Soma-workflow: A unified and simple interface to parallel computing resource¶
Parallel computing resources are now highly available: multiple core machines, clusters or grids. Soma-workflow is a unified and simple interface to parallel computing resources which aims at making easier the use of parallel resources by non expert users and software.
Soma-workflow is an open source Python application.
Contents¶
- Soma-workflow concepts
- Important changes in Soma-Workflow 3
- Graphical User Interface
- Examples
- MPI workflow runner
- Tips, Good Practices and Errors
- Status list
- Workflow creation API
- Python API
- Supporting new computing resources: writing a Scheduler implementation
- Installation and configuration
- Changelog
Licence¶
Soma-Workflow is free software, and is distributed under the CeCILL-B licence, which is similar to the BSD licence (with precisions for the french law).
Download¶
Quick start on a multiple core machine¶
Requirements: Python 3 or more. For the GUI: Qt version 5 or more, PyQt, or PySide and optionally matplotlib <http://matplotlib.sourceforge.net/>. From Soma-workflow 3.2, python 2.7 is no longer supported.
We recommend to install Soma-workflow in a local directory: no special rights required & easy clean up at any time removing the local directory.

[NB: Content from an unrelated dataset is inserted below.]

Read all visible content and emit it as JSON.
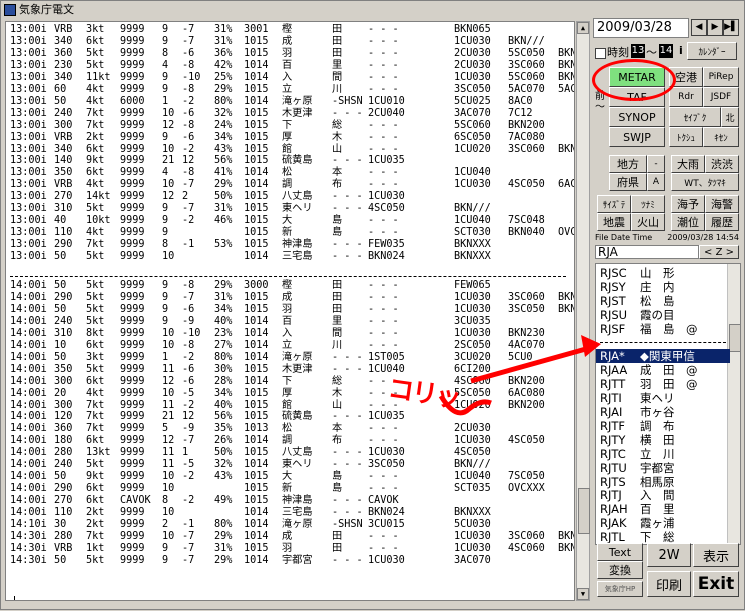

Create a local directory such as ~/.local/lib/python3.10/site-packages and create the bin directory: ~/.local/bin
Setup the environment variables with the commands:
$ export PYTHONPATH=$HOME/.local/lib/python3.10/site-packages:$PYTHONPATH $ export PATH=$HOME/.local/bin:$PATH
You can copy these lines in your ~/.bashrc for an automatic setup of the variables at login.
Download the latest tarball from PyPI and expand it.
Install Soma-workflow in the ~/.local directory:
$ python setup.py install --user
If you chose a different name for you local directory (ex: ~/mylocal) use instead the following command:
$ python setup.py install --prefix ~/mylocal
Run the GUI:
$ soma_workflow_gui
Run the documentation examples.
Main Features¶
- Unified interface to multiple computing resources:
Submission of jobs or workflows with an unique interface to various parallel resources: multiple core machines or clusters which can be managed by various systems (such as Grid Engine, Condor, Torque/PBS, LSF..)
- Workflow management:
Soma-workflow provides the possibility to submit a set of tasks (called jobs) with execution dependencies without dealing with individual task submission.
- Python API and Graphical User Interface:
The Python API was designed to be easily used by non expert user, but also complete to meet external software needs: submission, control and monitoring of jobs and workflows. The GUI provides an easy and quick way of monitoring workflows on various computing resources. The workflows can also be submitted and controlled using the GUI.
- Quick start on multiple core machines:
Soma-workflow is directly operational on any multiple core machine.
- Transparent remote access to computing resources:
When the computing resource is remote, Soma-workflow can be used as a client-server application. The communication with a remote computing resource is done transparently for the user through a ssh port forwarding tunnel. The client/server architecture enables the user to close the client application at any time. The workflows and jobs execution are not stopped. The user can open a client at any time to check the status of his work.
- File transfer and file path mapping tools:
If the user’s machine and the remote computing resource do not have a shared file system, Soma-workflow provides tools to handle file transfers and/or path name matchings.
New¶
In version 3.2:¶
Python2 support has been dropped.
Optimization for scalability: performance in the engine and database has been much improved, in order to manage very large workflows, especially for workflows of independent jobs (large iterations). Where soma-workflow <= 3.1 used to reach a limit around 5-10000 jobs (with timeouts causing aborts and hangs in the engine), in 3.2 it has now been tested using up to 500000 jobs in local and MPI modes. The MPI mode is by far the most efficient for such large workflows (processing 500000 very small jobs in about 25 minutes on a 8-core laptop). Both Workflow submission, engine management, and scheduling have been much improved, and processing time has dropped by several orders of magnitude. For very large workflows around the limit, however, monitoring (using either soma_workflow_gui or the client API) may involve an overhead which may cause timeouts in the database, which may in turn hang or crash the engine.
Docs complements and improvements.
Support for PyQt6 on the way (not entirely tested yet).
Added an “isolated light mode” mode where all soma-workflow (config, database, temp files and transfers) are in a separate, potentially temporary directory, and will not interfere with other instances of soma-workflow and databases.
Several bug fixes.
Communications¶
- Communications:
MICCAI 2011 workshop High Performance and Distributed Computing for Medical Imaging, September 22nd 2011, Toronto: paper, poster
Python in Neuroscience workshop satellite to Euroscipy, August 29-30 2011, Paris: abstract, presentation
HBM Annual Meeting 2011, Quebec: poster
- They use Soma-workflow:
A fast computational framework for genome-wide association studies with neuroimaging data by Benoit Da Mota et al.